Eliminating data races completely

To completely eliminate data races within the safe subset of Swift, we need to enforce a few rules on a Swift program:

All global and static var stored properties must be protected by a global actor
Captured local var stored properties are not accessed from any function or closure that may concurrently execute with their declaring context
Values of non-shareable type are never shared to a context that may execute concurrently with their declaring context nor cross actor boundaries

A phased approach to eliminating data races

A lot of existing Swift code would be ill-formed under the rules above, even if it has been carefully created to be free of data races, because the tools to communicate the concurrency behavior don’t exist yet. The Swift Concurrency effort introduces those tools, but we can’t refactor the workld overnight.
Instead, we suggest taking a phased approach, where code that uses the new concurrency features (primarily async and actors) will be subject to the restrictions described above. However, existing code will continue to compile and run as it always has. This will allow Swift developers to adopt concurrency over time, gaining the safety benefits for new and migrated code that make use of the concurrency features.
Phase 1 of Swift Concurrency enforces the restrictions described above on any code that:

Uses a declaration that is part of an actor (whether an actor class or a global actor), or
Is lexically in an async function or closure, actor class, or global actor.

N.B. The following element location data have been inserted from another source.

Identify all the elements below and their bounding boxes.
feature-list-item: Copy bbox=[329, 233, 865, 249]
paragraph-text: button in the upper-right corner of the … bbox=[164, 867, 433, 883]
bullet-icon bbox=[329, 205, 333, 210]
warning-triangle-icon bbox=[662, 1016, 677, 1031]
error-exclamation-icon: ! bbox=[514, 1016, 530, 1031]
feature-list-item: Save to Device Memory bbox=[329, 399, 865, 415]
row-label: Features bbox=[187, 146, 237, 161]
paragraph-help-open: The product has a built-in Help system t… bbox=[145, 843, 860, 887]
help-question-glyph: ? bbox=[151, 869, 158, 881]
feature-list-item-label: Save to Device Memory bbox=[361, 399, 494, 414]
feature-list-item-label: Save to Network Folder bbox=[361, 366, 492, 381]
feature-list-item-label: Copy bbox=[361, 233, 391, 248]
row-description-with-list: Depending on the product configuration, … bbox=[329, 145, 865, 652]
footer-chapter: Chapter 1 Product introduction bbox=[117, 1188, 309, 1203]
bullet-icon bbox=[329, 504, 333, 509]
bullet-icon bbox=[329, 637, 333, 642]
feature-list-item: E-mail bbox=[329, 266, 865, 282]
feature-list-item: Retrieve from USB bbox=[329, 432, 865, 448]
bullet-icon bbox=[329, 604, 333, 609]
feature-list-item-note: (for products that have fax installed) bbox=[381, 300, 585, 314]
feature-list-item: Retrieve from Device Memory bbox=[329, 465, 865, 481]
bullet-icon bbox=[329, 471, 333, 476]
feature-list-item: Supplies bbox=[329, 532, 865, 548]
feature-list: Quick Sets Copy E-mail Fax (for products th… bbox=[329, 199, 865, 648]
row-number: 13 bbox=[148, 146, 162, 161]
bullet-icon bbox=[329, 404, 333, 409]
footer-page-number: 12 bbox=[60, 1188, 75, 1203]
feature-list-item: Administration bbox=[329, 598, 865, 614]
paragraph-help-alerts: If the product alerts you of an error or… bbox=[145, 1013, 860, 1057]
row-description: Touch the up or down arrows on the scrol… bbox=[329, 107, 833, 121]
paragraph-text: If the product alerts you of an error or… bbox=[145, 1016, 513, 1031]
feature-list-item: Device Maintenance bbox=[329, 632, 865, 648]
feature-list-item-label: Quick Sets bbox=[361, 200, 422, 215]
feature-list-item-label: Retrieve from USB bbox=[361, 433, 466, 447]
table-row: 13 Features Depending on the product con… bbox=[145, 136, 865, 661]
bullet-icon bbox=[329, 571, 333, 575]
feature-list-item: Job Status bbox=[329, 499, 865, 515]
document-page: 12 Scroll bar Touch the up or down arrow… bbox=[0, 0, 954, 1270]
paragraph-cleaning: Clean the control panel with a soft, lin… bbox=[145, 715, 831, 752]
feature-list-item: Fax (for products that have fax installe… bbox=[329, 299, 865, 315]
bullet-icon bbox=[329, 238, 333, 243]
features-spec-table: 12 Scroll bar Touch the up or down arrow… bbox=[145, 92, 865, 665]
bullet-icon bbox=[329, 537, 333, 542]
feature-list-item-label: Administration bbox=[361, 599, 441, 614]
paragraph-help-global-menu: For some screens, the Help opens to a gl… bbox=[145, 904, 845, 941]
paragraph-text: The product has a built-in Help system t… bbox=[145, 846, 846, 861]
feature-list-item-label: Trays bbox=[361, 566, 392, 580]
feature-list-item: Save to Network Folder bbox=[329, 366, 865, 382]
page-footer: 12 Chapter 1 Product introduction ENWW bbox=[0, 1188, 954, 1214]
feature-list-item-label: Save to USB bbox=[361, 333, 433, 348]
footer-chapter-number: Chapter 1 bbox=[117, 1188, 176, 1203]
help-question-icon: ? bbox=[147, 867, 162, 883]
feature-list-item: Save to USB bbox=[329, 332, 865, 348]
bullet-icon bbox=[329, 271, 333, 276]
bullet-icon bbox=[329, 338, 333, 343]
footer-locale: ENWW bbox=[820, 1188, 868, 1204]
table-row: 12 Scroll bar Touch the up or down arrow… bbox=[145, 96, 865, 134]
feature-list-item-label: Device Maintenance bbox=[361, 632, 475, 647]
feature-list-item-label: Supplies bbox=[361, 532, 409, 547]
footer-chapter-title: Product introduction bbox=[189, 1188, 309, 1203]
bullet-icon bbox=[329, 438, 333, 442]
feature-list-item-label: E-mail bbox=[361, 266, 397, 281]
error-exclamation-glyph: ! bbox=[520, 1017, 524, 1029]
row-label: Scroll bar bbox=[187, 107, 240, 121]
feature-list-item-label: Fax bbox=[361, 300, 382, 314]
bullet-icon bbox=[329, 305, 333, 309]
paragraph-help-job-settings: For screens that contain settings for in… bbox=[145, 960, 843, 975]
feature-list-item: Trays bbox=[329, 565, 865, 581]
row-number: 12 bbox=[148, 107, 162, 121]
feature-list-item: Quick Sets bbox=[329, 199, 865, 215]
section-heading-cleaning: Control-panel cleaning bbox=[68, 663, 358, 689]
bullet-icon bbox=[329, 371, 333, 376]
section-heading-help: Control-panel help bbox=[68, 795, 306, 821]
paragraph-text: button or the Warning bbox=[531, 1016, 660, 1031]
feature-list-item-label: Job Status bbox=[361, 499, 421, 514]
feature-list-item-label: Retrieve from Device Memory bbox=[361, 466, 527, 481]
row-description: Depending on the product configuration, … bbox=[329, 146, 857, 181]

This approach leaves existing code unaffected, but when uses of the new concurrency features are staged in, the part of the code base that uses those entities provides safety from data races. For example, existing Swift code could have numerous data races on a global variable that is not annotated with a global actor. Adding a global actor annotation forces all uses of that global variable to do so safely, which generally means opting into the concurrency model, e.g., becoming part of the global actor themselves or becoming async to go through the actor's serial execution mechanism.
Introducing an actor class is similar: it is new code that’s required to stay within the constraints of the concurrency model. All code that interacts with the actor must use concurrency features to do so safely, extending the “bubble” of safety from data races.
Phase 2 introduces the full set of restrictions everywhere: global and static variables must be annotated, all captured locals are subject to data-race checks, and so on. This phase must be associated with a major language version bump, because it will break a significant amount of existing code.
The goal of the phased rollout is to allow code bases to evolve throughout phase 1 to move into the Swift Concurrency model incrementally. This should make the jump to “phase 2” a much smaller change for developers.